A pesar de las actuales lluvias, los suelos se presentan con falta de humedad en las principales provincias productoras ofreciendo una gran incertidumbre. El maíz de alta tecnología es la alternativa más rentable pero la inversión necesaria para su producción es muy superior a la requerida por otros cultivos. Los sectores ganadero y lechero tienen un gran potencial de crecimiento. Sin embargo, encuentran dificultades para enfrentar la coyuntura actual y han sufrido constantes trabas a la exportación, lo que desalienta la inversión que permita un aumento de la competitividad y eficiencia en el largo plazo.

La Solución

El potencial de la cadena del maíz argentino solo podrá desarrollarse a partir de la coordinación de todos sus eslabones y del compromiso con una estrategia común que permita superar las barreras al desarrollo en el corto, mediano y largo plazo. En MAIZAR desarrollamos un plan que propone que el área sembrada con maíz y sorgo en Argentina debería crecer hasta alcanzar los 10 millones de hectáreas en la campaña 2016/2017. Ese futuro solo será posible si la producción crece a gran escala y si aumentamos la transformación interna en productos de mayor valor. Para aprovechar esta oportunidad el cultivo de maíz necesita políticas que incentiven su producción.

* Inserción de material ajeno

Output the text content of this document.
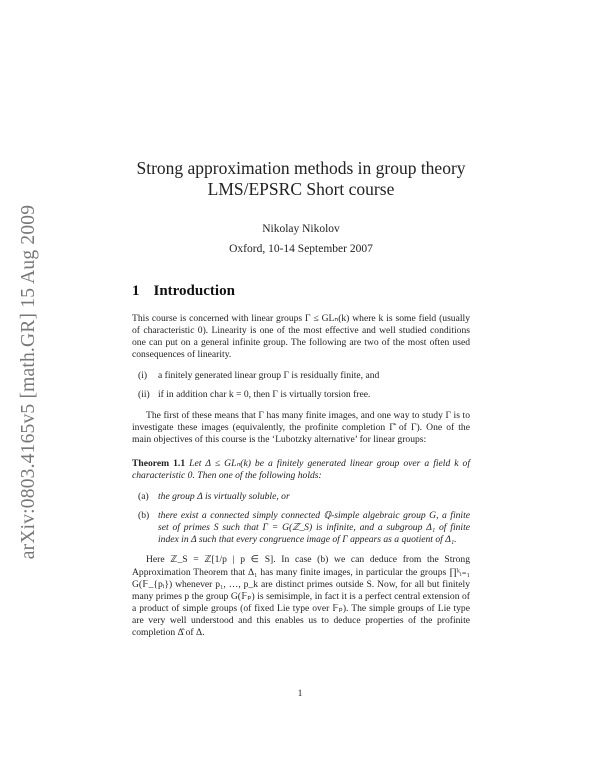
arXiv:0803.4165v5 [math.GR] 15 Aug 2009
Strong approximation methods in group theory
LMS/EPSRC Short course
Nikolay Nikolov
Oxford, 10-14 September 2007
1 Introduction

This course is concerned with linear groups Γ ≤ GLₙ(k) where k is some field (usually of characteristic 0). Linearity is one of the most effective and well studied conditions one can put on a general infinite group. The following are two of the most often used consequences of linearity.

(i)	a finitely generated linear group Γ is residually finite, and
(ii) if in addition char k = 0, then Γ is virtually torsion free.

The first of these means that Γ has many finite images, and one way to study Γ is to investigate these images (equivalently, the profinite completion Γ̂ of Γ). One of the main objectives of this course is the ‘Lubotzky alternative’ for linear groups:

Theorem 1.1 Let Δ ≤ GLₙ(k) be a finitely generated linear group over a field k of characteristic 0. Then one of the following holds:

(a) the group Δ is virtually soluble, or
(b) there exist a connected simply connected ℚ-simple algebraic group G, a finite set of primes S such that Γ = G(ℤ_S) is infinite, and a subgroup Δ₁ of finite index in Δ such that every congruence image of Γ appears as a quotient of Δ₁.

Here ℤ_S = ℤ[1/p | p ∈ S]. In case (b) we can deduce from the Strong Approximation Theorem that Δ₁ has many finite images, in particular the groups ∏ᵏᵢ₌₁ G(𝔽_{pᵢ}) whenever p₁, …, p_k are distinct primes outside S. Now, for all but finitely many primes p the group G(𝔽ₚ) is semisimple, in fact it is a perfect central extension of a product of simple groups (of fixed Lie type over 𝔽ₚ). The simple groups of Lie type are very well understood and this enables us to deduce properties of the profinite completion Δ̂ of Δ.

1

Para ello se debería:

• Sancionar cuanto antes la ley que permita desgravar del impuesto a las ganancias el costo de los fertilizantes específicos para el cultivo del maíz, tal como ya ha ocurrido en otras épocas -Gobiernos de Frondizi e Illia-. Existe en la actualidad un proyecto presentado por la Senadora Giusti, presidenta de la Comisión de Agricultura de la Cámara de Senadores.
• Estimular y promover el desarrollo de las industrias que transforman internamente el maíz. Especialmente la ganadería, lechería, avicultura y el sector porcino.
• Recuperar la operatoria de los mercados de futuros a fin de aprovechar las oportunidades que ofrece el mercado internacional.
• Eliminar las trabas a la exportación y dejar en competencia tanto al mercado interno como al externo de forma tal que el productor logre el precio pleno de su producción.

Estamos convencidos de que la única forma de disminuir el costo de los alimentos es a través de un fuerte incremento de la oferta, estimulando a todos los productores (tanto grandes como pequeños y medianos) a invertir en aumentar la producción.